Centrale Raad van Beroep

Datum uitspraak
14 augustus 2015
Publicatiedatum
14 augustus 2015
Zaaknummer
13/5663 WIA
Instantie
Centrale Raad van Beroep
Type
Uitspraak
Rechtsgebied
Bestuursrecht; Socialezekerheidsrecht
Procedures
  • Hoger beroep
Rechters
  • Ch. van Voorst
Vindplaatsen
  • Rechtspraak.nl
AI samenvatting door LexboostAutomatisch gegenereerd

Weigering van WIA-uitkering na verzekeringsgeneeskundig onderzoek

In deze zaak gaat het om de weigering van een WIA-uitkering aan appellante, die als pedagogisch medewerkster werkte en op 21 juni 2010 uitviel door oog-, oor- en rugklachten.

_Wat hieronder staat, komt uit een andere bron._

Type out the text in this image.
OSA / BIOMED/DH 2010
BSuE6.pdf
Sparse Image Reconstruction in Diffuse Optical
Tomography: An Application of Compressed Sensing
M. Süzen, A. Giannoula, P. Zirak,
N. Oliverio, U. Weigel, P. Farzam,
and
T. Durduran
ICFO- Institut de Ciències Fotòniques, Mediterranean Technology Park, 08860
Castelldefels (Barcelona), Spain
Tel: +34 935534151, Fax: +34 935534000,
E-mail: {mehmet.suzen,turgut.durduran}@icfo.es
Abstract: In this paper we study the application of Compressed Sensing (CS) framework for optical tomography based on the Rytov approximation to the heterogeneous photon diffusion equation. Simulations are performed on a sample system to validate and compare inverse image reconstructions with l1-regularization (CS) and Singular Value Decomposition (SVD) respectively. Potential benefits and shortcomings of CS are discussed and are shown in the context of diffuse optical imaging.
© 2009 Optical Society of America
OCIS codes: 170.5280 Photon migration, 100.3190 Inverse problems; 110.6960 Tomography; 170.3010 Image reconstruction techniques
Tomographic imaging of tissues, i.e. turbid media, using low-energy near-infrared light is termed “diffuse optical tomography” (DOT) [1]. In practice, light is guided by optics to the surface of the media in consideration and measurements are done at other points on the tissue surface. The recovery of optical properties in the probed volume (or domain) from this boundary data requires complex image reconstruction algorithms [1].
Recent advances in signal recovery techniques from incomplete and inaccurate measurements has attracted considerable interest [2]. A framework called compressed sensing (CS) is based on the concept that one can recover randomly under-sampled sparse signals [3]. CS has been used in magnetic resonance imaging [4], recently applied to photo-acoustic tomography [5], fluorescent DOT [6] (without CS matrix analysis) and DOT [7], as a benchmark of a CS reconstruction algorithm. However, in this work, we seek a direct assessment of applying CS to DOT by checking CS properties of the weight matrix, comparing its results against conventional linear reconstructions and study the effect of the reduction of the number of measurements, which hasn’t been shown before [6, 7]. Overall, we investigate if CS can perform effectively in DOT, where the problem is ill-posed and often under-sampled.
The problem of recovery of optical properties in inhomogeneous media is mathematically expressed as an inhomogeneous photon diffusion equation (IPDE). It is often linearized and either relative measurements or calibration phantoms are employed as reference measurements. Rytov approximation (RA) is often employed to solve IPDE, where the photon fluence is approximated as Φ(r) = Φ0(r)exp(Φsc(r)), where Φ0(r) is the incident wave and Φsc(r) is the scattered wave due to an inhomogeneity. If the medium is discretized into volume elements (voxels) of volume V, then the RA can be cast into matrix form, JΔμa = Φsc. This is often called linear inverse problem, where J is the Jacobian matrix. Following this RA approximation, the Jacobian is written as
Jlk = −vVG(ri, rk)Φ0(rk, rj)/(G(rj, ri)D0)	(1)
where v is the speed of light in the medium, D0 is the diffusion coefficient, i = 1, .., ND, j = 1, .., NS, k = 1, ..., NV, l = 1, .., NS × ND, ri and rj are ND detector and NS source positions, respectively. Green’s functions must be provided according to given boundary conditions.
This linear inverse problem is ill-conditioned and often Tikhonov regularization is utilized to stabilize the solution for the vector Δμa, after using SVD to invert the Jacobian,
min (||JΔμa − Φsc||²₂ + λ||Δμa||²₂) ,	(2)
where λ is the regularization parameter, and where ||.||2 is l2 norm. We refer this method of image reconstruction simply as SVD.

Appellante heeft op 28 april 2011 haar werkzaamheden voor een verminderd aantal uren hervat. Het Uitvoeringsinstituut werknemersverzekeringen (Uwv) heeft op 13 juli 2012 vastgesteld dat appellante met ingang van 18 juni 2012 minder dan 35% arbeidsongeschikt was, en heeft haar aanvraag voor een WIA-uitkering afgewezen. Appellante heeft bezwaar gemaakt tegen dit besluit, maar het Uwv heeft dit bezwaar ongegrond verklaard op 10 december 2012. De rechtbank Gelderland heeft het beroep van appellante tegen dit besluit op 10 september 2013 eveneens ongegrond verklaard.

In hoger beroep heeft appellante aangevoerd dat zij meer beperkingen heeft dan het Uwv heeft aangenomen en dat de verzekeringsarts bezwaar en beroep ten onrechte niet bij de hoorzitting aanwezig was. De rechtbank heeft echter geoordeeld dat het verzekeringsgeneeskundig onderzoek voldoende zorgvuldig is geweest en dat er geen reden is om te twijfelen aan de juistheid van de bevindingen. De rechtbank heeft vastgesteld dat de verzekeringsarts bezwaar en beroep over voldoende informatie beschikte om tot een zorgvuldige beoordeling te komen. De rechtbank heeft ook geoordeeld dat er een voldoende aantal functies aan de schatting ten grondslag is gelegd, en dat de geselecteerde functies voor appellante passend zijn.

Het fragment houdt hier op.